Alternativ habe ich mir auch die Papierform angesehen. Das Vorgehen dazu ist gar nicht so leicht zu finden, unter anderem geht es mit www.grundsteuer.bayern.de - "am PC ausfüllbar": "Graue PDF-Formulare und Ausfüllanleitungen" zu sechs Formularen mit fünf Anleitungen, die man dann aufrufen und am PC ausfüllen kann. Wenn man das weiß, ist es wirklich ziemlich einfach. Jetzt muss man nur noch wissen, dass man "BayGrSt1-Hauptvordruck" braucht und mindestens "BayGrSt2-AnlageGrundstück". Jetzt kommen noch ein paar Hürden: So steht auch in der Anleitung nicht, ob man das Feld "Gemarkung" leer lassen darf, wenn im Notarvertrag keine Gemarkung angegeben ist, oder ob man dann die Gemeinde eintragen muss. Und beim Aktenzeichen aus dem Anschreiben des Finanzamts und bei der Steuernummer darf man ja nicht die Querstriche eintragen, während beim Anleitungsbeispiel in der Telefonnummer die Vorwahl mit Querstrich abgetrennt wird, bei der Identifikationsnummer muss man die trennenden Leerzeichen weglassen; wird eine Laufnummer oder ein Schlüssel vorgenullt, muss ein Zähler mit fünf Nachkommastellen eingetragen werden...?

Und wenn man als Normalfall nicht zu Land- und Forstwirtschaft gehört oder man keine Grundsteuerbefreiung/-ermäßigung anstrebt, oder wenn nicht mehr als zwei Eigentümer anzugeben sind, ist man schon fertig mit den beiden Formularen.
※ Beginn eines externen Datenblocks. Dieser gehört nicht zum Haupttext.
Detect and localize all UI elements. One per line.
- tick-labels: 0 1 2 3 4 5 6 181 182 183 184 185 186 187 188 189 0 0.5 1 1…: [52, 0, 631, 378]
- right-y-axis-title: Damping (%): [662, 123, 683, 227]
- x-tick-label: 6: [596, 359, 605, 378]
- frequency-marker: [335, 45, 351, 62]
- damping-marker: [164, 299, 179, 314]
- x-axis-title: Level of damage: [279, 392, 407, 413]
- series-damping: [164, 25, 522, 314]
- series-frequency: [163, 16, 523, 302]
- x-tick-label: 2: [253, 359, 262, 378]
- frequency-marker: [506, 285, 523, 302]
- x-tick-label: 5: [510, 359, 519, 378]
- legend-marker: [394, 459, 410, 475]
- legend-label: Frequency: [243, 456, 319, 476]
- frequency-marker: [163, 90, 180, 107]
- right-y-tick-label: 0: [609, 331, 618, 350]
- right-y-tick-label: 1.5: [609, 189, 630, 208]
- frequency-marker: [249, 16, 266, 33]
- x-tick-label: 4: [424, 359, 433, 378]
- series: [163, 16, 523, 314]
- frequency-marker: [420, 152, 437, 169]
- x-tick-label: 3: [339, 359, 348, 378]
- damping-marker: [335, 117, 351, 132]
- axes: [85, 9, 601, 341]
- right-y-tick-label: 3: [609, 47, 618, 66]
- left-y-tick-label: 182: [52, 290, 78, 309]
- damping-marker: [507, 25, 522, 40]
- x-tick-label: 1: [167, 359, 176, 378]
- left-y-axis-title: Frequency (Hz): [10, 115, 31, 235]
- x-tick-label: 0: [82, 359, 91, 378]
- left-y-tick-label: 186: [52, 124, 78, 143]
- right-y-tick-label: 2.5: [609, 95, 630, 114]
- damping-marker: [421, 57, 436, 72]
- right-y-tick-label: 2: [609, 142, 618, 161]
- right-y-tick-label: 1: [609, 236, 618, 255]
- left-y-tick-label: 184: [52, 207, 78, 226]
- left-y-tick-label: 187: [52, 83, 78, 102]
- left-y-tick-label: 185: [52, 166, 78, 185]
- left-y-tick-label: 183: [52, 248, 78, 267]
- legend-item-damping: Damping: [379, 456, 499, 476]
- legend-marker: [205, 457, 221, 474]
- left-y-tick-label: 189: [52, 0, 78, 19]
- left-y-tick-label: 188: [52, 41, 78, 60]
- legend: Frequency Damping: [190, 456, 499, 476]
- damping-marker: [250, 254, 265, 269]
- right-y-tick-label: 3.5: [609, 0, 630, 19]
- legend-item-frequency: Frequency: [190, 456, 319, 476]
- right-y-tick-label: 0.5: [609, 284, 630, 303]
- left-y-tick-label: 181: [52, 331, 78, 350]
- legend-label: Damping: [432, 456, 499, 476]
Nur circa ein Prozent der Grundsteuererklärungen betreffen übrigens die Land- und Forstwirtschaft.

Die Ermittlung der Wohn- und Nutzfläche macht natürlich eventuell Arbeit. Hier sind die Anleitungen nur bedingt hilfreich, wie etwa die eigenartige Vorgabe "die Grundflächen von Balkonen, Loggien, Dachgärten und Terrassen sind in der Regel zu einem Viertel, höchstens jedoch zur Hälfte anzurechnen". Was jetzt: ein Viertel oder zur Hälfte? Und wenn ich dann nächstes Jahr meiner Terrasse vier Quadratmeter Bodenplatten zufüge, muss ich dann eine neue Grundsteuererklärung abgeben mit einer Erhöhung der Wohnfläche um einen Quadratmeter?

Für die Wohnflächenberechnung wird die Wohnflächenverordnung gefordert, aber es heißt in der Anleitung: "Die Wohnfläche ist auch in den Bauunterlagen, dem Mietvertrag oder der Nebenkostenabrechnung ersichtlich. Bei Eigentumswohnungen ist die Wohnfläche auch aus der Wohngeldabrechnung ersichtlich." Da stellt sich schon die Frage, ob dies vertrauenswürdige Unterlagen gemäß Wohnflächenverordnung sind. Wunderbar sind auch Sätze wie "Die Nutzfläche kann nach jedem geeigneten Verfahren, z. B. nach der DIN 277, ermittelt werden." Wer legt denn bitte die Eignung fest, wozu gibt es denn eine DIN 277, wenn man sie austricksen kann?

Man hat also alles schön gemacht - und stellt fest, dass der Finanzverwaltung mit Ausnahme der Wohnfläche und der Nutzfläche alle Daten bereits bekannt sind. Warum also im Normalfall nicht einfach die Frage der Finanzverwaltung nach Wohn- und Nutzfläche, die man mit einem Einzeiler beantworten könnte statt mit Datenmüll (bei Papierform auf minimal 6 Seiten, bei digitaler Form mit unverhältnismäßig großem Aufwand).